The Rider's Seat

Marsha Hartford Sapp

The horse's back is an elastic bridge between the horses forehand and hindquarters. In order to help our horse develop self carriage, the rider must have a good seat. The "seat" is a generalized term which refers to the way the rider positions their body while on the horse. The seat involves many parts of the riders body, to include;

1. The head, to be centered over the shoulder, hips, and feet.

2. The shoulders must be back and down, over the hips and not leading forward

3. The body weight must be centered

4. The seat bones- while the pelvis can tilt, the seat bones must be square in the saddle

5. The torso must be tall with the stomach and abdominal muscles pulled in in order to allow the spine to lengthen

6. The hips must be open and leading the movement of the horse, not locked or pinching with the legs around the horse


The position the rider places the pelvis can directly influence the length of the stride of the horse. If the pelvis is tilted from below, with the bottom part of the pelvis forward and the stomach pulled taught, the horse must come back in its stride, or slow the stride. The rider that tilts the pelvis so that the hips come up and over the withers will increase the stride of the horse. The half halt comes off the hips towards the hands. The rider that uses the seat to speak to the horse will create a sensitive, willing and ready partner.
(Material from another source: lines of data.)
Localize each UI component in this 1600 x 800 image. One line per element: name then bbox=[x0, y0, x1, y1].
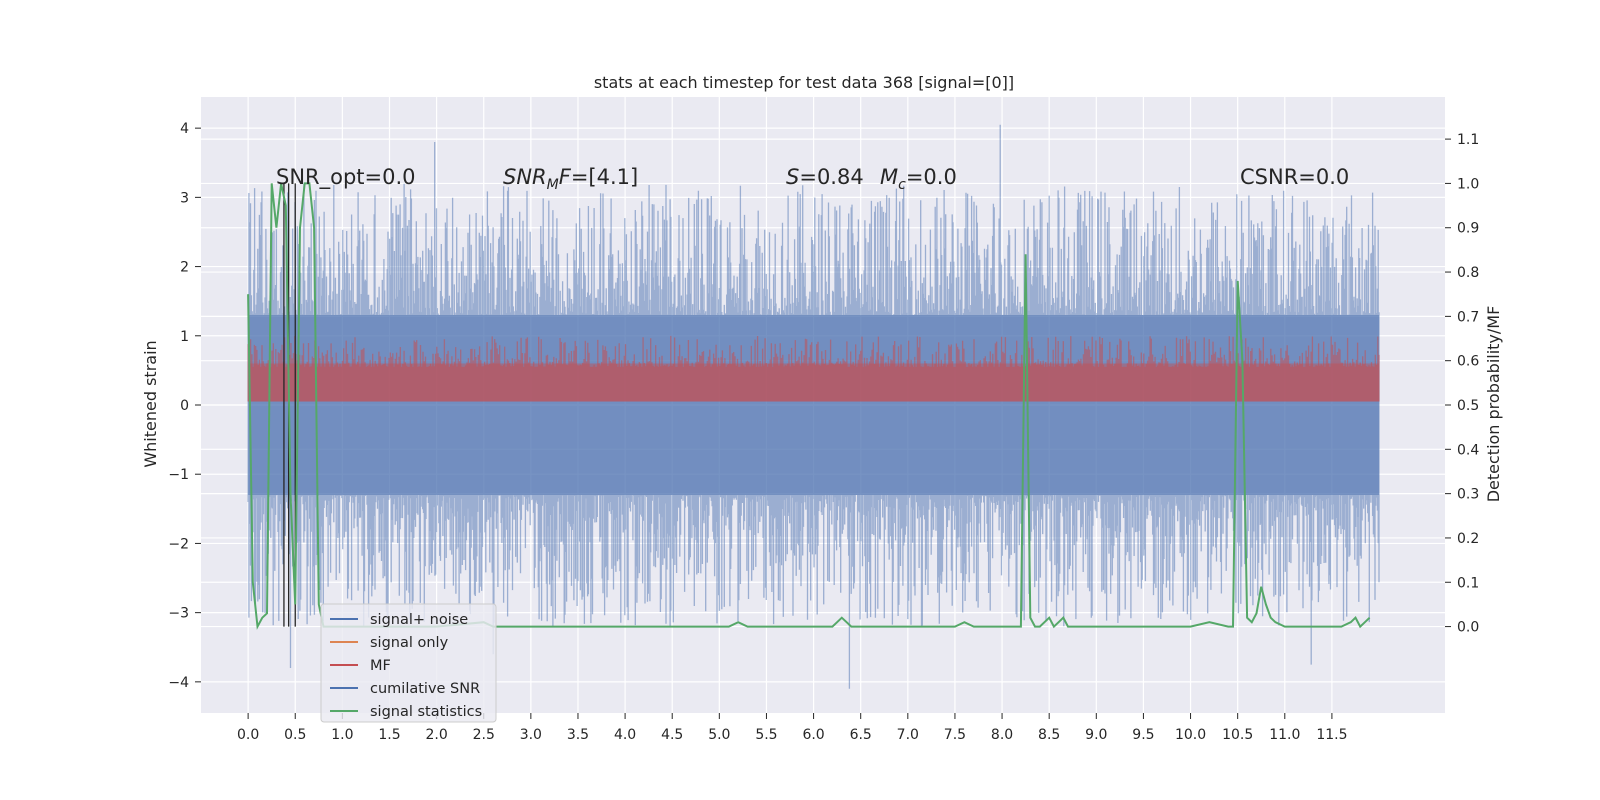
x-axis-ticks: 0.0 0.5 1.0 1.5 2.0 2.5 3.0 3.5 4.0 4.5 5.0 5.5 6.0 6… bbox=[237, 713, 1347, 743]
series-mf bbox=[247, 335, 1380, 402]
right-y-tick-label: 0.3 bbox=[1457, 487, 1479, 503]
legend-label: signal+ noise bbox=[370, 612, 468, 628]
annotation-csnr: CSNR=0.0 bbox=[1240, 165, 1349, 189]
annotation-snr-mf-value: =[4.1] bbox=[571, 165, 638, 189]
annotation-mc-sub: c bbox=[898, 177, 906, 193]
series-signal-statistics bbox=[247, 182, 1371, 630]
right-y-tick-label: 0.2 bbox=[1457, 531, 1479, 547]
x-tick-label: 9.5 bbox=[1132, 727, 1154, 743]
annotation-s-symbol: S bbox=[786, 165, 799, 189]
legend: signal+ noise signal only MF cumilative SNR… bbox=[320, 603, 497, 723]
y-tick-label: 1 bbox=[180, 329, 189, 345]
right-y-axis-ticks: 1.1 1.0 0.9 0.8 0.7 0.6 0.5 0.4 0.3 0.2 0.1 0.0 bbox=[1445, 132, 1479, 636]
x-tick-label: 2.0 bbox=[425, 727, 447, 743]
right-y-tick-label: 0.6 bbox=[1457, 354, 1479, 370]
annotation-mc-symbol: M bbox=[880, 165, 898, 189]
right-y-tick-label: 0.7 bbox=[1457, 309, 1479, 325]
x-tick-label: 6.5 bbox=[850, 727, 872, 743]
y-tick-label: 4 bbox=[180, 121, 189, 137]
x-tick-label: 7.0 bbox=[897, 727, 919, 743]
right-y-tick-label: 0.0 bbox=[1457, 620, 1479, 636]
x-tick-label: 7.5 bbox=[944, 727, 966, 743]
annotation-mc: Mc=0.0 bbox=[880, 165, 957, 193]
x-tick-label: 0.0 bbox=[237, 727, 259, 743]
annotation-snr-mf: SNRMF=[4.1] bbox=[503, 165, 638, 193]
right-y-axis-label: Detection probability/MF bbox=[1484, 306, 1503, 503]
legend-label: signal statistics bbox=[370, 704, 482, 720]
x-tick-label: 9.0 bbox=[1085, 727, 1107, 743]
annotation-snr-mf-f: F bbox=[559, 165, 572, 189]
y-tick-label: −2 bbox=[168, 536, 189, 552]
x-tick-label: 1.0 bbox=[331, 727, 353, 743]
y-tick-label: 2 bbox=[180, 260, 189, 276]
annotation-s: S=0.84 bbox=[786, 165, 864, 189]
right-y-tick-label: 0.4 bbox=[1457, 442, 1479, 458]
y-tick-label: 3 bbox=[180, 190, 189, 206]
y-axis-ticks: 4 3 2 1 0 −1 −2 −3 −4 bbox=[168, 121, 201, 691]
x-tick-label: 11.5 bbox=[1316, 727, 1347, 743]
y-tick-label: 0 bbox=[180, 398, 189, 414]
y-tick-label: −3 bbox=[168, 606, 189, 622]
x-tick-label: 3.5 bbox=[567, 727, 589, 743]
legend-label: signal only bbox=[370, 635, 449, 651]
annotation-mc-value: =0.0 bbox=[906, 165, 957, 189]
right-y-tick-label: 1.1 bbox=[1457, 132, 1479, 148]
mf-trace bbox=[247, 335, 1380, 402]
x-tick-label: 10.0 bbox=[1175, 727, 1206, 743]
x-tick-label: 11.0 bbox=[1269, 727, 1300, 743]
legend-frame bbox=[320, 603, 497, 723]
series-signal-plus-noise bbox=[247, 124, 1380, 689]
x-tick-label: 3.0 bbox=[520, 727, 542, 743]
annotation-s-value: =0.84 bbox=[799, 165, 863, 189]
x-tick-label: 1.5 bbox=[378, 727, 400, 743]
right-y-tick-label: 0.8 bbox=[1457, 265, 1479, 281]
x-tick-label: 8.5 bbox=[1038, 727, 1060, 743]
y-axis-label: Whitened strain bbox=[141, 340, 160, 467]
y-tick-label: −1 bbox=[168, 467, 189, 483]
right-y-tick-label: 0.5 bbox=[1457, 398, 1479, 414]
right-y-tick-label: 0.9 bbox=[1457, 221, 1479, 237]
y-tick-label: −4 bbox=[168, 675, 189, 691]
annotation-snr-mf-sub: M bbox=[547, 177, 559, 193]
x-tick-label: 5.5 bbox=[755, 727, 777, 743]
legend-label: MF bbox=[370, 658, 391, 674]
x-tick-label: 6.0 bbox=[802, 727, 824, 743]
x-tick-label: 4.0 bbox=[614, 727, 636, 743]
chart-title: stats at each timestep for test data 368… bbox=[594, 73, 1014, 92]
right-y-tick-label: 1.0 bbox=[1457, 176, 1479, 192]
legend-label: cumilative SNR bbox=[370, 681, 480, 697]
x-tick-label: 0.5 bbox=[284, 727, 306, 743]
right-y-tick-label: 0.1 bbox=[1457, 575, 1479, 591]
x-tick-label: 2.5 bbox=[473, 727, 495, 743]
x-tick-label: 4.5 bbox=[661, 727, 683, 743]
annotation-snr-mf-symbol: SNR bbox=[503, 165, 547, 189]
x-tick-label: 5.0 bbox=[708, 727, 730, 743]
x-tick-label: 8.0 bbox=[991, 727, 1013, 743]
x-tick-label: 10.5 bbox=[1222, 727, 1253, 743]
annotation-snr-opt: SNR_opt=0.0 bbox=[276, 165, 416, 190]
     For the rider to learn to sit is one thing,  but to learn to implement the seat as a riding aid is another. Look within your self for the solutions to your problems with the horses that you are riding. A rider with more self awareness of the seat, and how your balance and your use of the seat effects your horses balance and self carriage. The angle of your hips, the position of your legs, the softness of the thigh, the subtleuse of weight aids all speak to the horse. These aids speak volumes to the horse, either helping and freeing the horse the to use itself effortlessly, or burdening the horse and making its job more difficult. It is important to not blame the horse for your limitations. A rider cannot have a balanced seat on an out of balance moving horse anymore than your horse can have grace, self carriage, and balance with the a rider whose seat is off balance. One without the other does not exist.